Но Марат идет дальше. Он пишет: «На земле, повсеместно заполненной чужими владениями, где неимущие ничего не в состоянии себе присвоить, им остается лишь погибать с голоду. Неужели же, будучи связаны с обществом лишь одними невыгодами, они обязаны уважать его законы?»

Марат дает на этот вопрос отрицательный ответ. Неимущие, бедные, которых общество оставляет на произвол судьбы, не должны себя считать связанными законами; они должны силой добиваться восстановления своих попранных прав.

Марат неоднократно подчеркивает, что главным содержанием общественной борьбы последнего времени является борьба между угнетенными и угнетателями, между бедными h богатыми. И он отчетливо формулирует неоспоримое право бедняков и угнетенных на восстание с оружием в руках. «Чем обязаны они своим угнетением? Далекие от обязанности уважать их порядки, они с оружием в руках должны требовать от них восстановления своих «священных прав».

Безоговорочно, как и в «Цепях рабства», оправдывая право бедных и угнетенных на восстание, Марат, естественно, подвергает жестокой критике деспотическую власть и политические учреждения, угнетающие слабых и бедных или препятствующие осуществлению их естественных прав. Он ведет речь в гневном, обличительном тоне. Целая глава в его трактате посвящена мнимым государственным преступлениям, изобретаемым продажными юристами, подводящими под эту статью все, что совершается против государя. Суждения Марата по этому вопросу проникнуты боевым, задорным демократизмом.
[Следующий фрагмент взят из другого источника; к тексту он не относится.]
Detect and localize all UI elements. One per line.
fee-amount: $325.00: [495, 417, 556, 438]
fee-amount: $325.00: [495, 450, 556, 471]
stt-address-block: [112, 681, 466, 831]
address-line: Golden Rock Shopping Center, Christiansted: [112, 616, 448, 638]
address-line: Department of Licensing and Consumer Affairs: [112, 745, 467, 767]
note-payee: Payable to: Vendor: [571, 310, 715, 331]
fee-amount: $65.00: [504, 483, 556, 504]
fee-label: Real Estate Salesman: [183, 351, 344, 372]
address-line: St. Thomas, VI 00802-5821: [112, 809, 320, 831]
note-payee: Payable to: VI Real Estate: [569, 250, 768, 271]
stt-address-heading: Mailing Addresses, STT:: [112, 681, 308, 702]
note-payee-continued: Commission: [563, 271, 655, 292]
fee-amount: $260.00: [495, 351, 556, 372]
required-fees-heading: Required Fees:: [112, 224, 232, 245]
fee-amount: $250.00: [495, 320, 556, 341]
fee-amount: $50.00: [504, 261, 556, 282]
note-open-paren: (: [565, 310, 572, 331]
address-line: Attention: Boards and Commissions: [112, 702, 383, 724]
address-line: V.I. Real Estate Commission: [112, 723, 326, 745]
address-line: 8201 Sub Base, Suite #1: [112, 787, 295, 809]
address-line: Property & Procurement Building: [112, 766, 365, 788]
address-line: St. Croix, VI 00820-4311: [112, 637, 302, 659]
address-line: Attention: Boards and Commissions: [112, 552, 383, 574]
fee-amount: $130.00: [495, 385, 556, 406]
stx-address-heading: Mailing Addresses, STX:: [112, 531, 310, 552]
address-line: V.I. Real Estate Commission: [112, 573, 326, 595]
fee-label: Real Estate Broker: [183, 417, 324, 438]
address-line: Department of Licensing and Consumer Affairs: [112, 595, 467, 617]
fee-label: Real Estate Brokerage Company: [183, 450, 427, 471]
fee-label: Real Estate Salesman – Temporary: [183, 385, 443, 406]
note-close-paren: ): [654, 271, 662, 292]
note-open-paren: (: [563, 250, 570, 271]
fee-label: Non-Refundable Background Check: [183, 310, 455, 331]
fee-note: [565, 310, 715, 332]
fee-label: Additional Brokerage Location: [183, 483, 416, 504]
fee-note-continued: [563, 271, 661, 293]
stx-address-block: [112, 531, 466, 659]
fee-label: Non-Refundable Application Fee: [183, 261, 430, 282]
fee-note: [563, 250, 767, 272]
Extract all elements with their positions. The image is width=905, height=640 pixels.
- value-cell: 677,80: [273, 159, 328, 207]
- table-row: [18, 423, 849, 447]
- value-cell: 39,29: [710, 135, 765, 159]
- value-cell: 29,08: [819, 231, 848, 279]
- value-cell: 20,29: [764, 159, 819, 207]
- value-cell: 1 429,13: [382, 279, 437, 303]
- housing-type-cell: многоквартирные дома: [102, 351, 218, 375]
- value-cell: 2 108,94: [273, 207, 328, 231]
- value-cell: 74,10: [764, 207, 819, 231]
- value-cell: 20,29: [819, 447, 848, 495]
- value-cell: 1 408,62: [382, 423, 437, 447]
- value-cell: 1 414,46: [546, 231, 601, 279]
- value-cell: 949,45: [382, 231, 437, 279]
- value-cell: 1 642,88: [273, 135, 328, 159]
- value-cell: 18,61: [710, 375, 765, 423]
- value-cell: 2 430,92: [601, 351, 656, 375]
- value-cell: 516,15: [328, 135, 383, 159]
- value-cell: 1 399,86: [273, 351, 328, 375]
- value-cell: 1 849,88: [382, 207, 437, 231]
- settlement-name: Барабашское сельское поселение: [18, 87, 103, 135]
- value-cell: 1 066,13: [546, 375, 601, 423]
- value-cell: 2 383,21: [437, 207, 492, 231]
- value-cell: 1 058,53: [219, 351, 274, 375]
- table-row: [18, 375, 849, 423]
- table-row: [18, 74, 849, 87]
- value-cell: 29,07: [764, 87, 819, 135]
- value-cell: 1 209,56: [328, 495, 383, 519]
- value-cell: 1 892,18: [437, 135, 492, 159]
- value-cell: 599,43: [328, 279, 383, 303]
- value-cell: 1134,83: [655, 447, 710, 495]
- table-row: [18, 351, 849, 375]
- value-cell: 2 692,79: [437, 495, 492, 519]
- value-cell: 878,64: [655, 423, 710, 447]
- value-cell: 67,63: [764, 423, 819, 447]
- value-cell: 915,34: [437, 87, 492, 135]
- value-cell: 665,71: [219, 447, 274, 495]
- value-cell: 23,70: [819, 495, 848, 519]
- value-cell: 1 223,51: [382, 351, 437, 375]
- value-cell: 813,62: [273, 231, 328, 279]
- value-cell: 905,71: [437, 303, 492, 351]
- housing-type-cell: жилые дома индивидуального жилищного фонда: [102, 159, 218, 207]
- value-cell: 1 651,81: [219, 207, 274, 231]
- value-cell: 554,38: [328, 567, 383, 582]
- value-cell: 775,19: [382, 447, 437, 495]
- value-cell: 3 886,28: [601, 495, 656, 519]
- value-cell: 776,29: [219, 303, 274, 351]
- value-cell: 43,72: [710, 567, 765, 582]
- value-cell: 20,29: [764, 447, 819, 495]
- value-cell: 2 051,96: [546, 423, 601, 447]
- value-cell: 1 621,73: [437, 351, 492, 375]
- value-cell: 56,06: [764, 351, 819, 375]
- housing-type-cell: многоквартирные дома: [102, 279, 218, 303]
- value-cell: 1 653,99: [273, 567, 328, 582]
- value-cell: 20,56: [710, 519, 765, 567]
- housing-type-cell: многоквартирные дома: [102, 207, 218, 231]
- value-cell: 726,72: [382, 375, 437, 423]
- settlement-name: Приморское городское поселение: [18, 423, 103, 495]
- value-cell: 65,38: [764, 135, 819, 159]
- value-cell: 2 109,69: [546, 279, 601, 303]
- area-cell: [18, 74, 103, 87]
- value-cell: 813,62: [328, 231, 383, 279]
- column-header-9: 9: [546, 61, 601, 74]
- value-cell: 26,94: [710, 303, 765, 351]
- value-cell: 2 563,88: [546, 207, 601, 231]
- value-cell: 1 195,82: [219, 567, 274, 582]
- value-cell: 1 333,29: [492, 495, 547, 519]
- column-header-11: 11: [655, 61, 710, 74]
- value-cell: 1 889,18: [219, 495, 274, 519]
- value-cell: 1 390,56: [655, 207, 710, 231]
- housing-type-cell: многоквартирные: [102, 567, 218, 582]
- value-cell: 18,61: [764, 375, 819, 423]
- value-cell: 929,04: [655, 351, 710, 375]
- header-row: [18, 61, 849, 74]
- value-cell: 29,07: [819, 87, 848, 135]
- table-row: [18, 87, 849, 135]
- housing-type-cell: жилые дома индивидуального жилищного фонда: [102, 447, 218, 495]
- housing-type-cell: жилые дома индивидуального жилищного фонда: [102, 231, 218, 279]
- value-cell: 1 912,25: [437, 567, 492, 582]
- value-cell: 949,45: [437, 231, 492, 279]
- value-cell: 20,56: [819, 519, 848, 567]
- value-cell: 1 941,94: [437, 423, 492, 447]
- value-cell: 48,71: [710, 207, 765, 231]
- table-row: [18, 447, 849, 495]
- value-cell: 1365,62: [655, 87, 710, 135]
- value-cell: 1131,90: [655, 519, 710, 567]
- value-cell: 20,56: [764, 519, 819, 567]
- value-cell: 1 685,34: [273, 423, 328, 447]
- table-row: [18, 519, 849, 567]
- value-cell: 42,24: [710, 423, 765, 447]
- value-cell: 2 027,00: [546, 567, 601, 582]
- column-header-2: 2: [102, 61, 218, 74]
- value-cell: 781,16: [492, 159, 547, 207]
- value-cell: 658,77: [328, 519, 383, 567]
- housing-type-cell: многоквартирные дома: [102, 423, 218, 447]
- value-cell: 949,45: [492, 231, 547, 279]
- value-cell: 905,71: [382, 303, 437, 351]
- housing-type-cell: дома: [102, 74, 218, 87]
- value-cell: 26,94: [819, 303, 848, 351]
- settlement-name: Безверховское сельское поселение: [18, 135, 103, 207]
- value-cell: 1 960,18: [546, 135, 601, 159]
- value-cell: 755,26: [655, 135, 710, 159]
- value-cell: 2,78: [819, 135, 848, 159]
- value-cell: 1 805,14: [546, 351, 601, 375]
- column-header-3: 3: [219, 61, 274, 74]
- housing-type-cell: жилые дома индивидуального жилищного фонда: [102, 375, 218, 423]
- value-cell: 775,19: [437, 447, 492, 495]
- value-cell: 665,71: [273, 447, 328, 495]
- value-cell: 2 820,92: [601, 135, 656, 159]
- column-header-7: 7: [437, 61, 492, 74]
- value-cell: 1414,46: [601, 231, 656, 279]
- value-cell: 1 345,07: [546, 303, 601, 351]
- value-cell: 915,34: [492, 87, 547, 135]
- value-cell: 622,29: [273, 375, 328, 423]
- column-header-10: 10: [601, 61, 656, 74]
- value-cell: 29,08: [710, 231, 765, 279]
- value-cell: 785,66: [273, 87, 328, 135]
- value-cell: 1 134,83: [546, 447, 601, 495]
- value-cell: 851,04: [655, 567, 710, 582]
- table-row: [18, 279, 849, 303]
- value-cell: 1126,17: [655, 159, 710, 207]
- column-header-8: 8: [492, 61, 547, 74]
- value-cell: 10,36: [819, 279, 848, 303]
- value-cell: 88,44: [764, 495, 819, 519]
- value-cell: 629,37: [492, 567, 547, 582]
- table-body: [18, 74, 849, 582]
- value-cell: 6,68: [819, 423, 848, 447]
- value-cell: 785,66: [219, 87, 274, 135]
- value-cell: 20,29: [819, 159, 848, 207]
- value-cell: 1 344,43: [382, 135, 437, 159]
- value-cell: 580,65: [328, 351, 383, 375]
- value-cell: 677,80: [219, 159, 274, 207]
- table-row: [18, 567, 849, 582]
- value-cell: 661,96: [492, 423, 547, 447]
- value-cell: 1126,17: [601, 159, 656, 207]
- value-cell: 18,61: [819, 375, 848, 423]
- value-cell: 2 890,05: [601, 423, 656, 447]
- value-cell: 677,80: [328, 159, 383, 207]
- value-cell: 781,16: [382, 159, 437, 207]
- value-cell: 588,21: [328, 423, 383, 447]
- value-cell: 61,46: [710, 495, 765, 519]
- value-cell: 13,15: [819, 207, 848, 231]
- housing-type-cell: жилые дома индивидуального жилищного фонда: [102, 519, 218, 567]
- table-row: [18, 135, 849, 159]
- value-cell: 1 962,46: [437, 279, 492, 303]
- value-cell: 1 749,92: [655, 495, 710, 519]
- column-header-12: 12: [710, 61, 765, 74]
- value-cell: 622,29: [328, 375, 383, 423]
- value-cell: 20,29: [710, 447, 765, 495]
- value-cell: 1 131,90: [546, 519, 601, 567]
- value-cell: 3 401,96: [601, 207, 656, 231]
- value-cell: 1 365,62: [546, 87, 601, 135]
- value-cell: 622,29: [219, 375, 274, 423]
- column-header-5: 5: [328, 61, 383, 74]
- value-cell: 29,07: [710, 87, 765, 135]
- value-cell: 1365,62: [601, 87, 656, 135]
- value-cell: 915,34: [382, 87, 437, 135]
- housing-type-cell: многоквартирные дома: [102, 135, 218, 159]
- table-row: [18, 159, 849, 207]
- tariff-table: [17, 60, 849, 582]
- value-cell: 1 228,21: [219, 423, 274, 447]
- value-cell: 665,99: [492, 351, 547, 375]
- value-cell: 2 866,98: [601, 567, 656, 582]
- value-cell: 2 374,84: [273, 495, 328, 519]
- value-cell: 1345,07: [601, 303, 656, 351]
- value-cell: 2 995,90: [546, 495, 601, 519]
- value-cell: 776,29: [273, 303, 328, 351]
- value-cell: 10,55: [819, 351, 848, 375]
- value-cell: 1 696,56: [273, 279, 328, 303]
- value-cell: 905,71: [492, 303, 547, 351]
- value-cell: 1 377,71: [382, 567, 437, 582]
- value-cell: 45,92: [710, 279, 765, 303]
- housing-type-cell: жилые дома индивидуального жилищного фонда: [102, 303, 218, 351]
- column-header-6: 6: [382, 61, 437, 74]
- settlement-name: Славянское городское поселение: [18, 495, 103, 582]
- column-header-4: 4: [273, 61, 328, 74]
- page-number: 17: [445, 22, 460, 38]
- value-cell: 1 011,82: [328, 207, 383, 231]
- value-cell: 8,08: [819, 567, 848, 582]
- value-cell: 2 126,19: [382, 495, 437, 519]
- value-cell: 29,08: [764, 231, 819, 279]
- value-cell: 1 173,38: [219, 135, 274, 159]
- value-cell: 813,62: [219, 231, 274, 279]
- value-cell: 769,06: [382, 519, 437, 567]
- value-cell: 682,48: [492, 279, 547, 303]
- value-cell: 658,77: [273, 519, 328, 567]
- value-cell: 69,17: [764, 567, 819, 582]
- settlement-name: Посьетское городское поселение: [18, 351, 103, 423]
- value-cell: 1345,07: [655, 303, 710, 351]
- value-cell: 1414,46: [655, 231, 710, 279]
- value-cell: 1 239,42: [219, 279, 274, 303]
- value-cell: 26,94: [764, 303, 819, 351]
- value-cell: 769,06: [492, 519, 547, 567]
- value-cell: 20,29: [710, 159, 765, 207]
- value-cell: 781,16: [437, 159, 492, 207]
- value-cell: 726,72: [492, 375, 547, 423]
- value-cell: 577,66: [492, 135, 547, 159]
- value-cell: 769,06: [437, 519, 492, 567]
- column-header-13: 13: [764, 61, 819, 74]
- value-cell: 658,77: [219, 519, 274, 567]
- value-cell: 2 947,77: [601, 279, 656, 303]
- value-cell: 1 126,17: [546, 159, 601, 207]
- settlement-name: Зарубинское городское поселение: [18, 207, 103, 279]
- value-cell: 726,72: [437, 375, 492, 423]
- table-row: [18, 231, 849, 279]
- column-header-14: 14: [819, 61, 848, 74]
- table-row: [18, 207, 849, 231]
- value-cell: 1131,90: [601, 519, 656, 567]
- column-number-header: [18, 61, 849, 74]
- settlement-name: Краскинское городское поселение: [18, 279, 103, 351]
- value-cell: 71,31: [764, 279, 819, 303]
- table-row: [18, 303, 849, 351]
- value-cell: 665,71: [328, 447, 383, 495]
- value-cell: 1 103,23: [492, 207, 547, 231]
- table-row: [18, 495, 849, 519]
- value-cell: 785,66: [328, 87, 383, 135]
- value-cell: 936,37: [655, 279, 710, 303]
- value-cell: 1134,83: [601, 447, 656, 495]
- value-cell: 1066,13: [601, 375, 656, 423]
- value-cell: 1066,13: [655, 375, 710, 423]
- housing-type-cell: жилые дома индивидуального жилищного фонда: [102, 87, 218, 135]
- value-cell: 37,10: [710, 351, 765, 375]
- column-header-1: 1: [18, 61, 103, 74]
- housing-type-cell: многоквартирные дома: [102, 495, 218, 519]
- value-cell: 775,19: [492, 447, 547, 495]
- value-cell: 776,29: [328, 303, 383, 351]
Интересы государства и интересы государя для него не только не тождественны, как это представляют слуги монарха-деспота, но большей частью противоположны. В частности, Марат решительно отвергает толкование сочинений, направленных против монарха, или покушения на его жизнь как государственных преступлений. Убийство монарха должно быть караемо так же, как карается простое убийство.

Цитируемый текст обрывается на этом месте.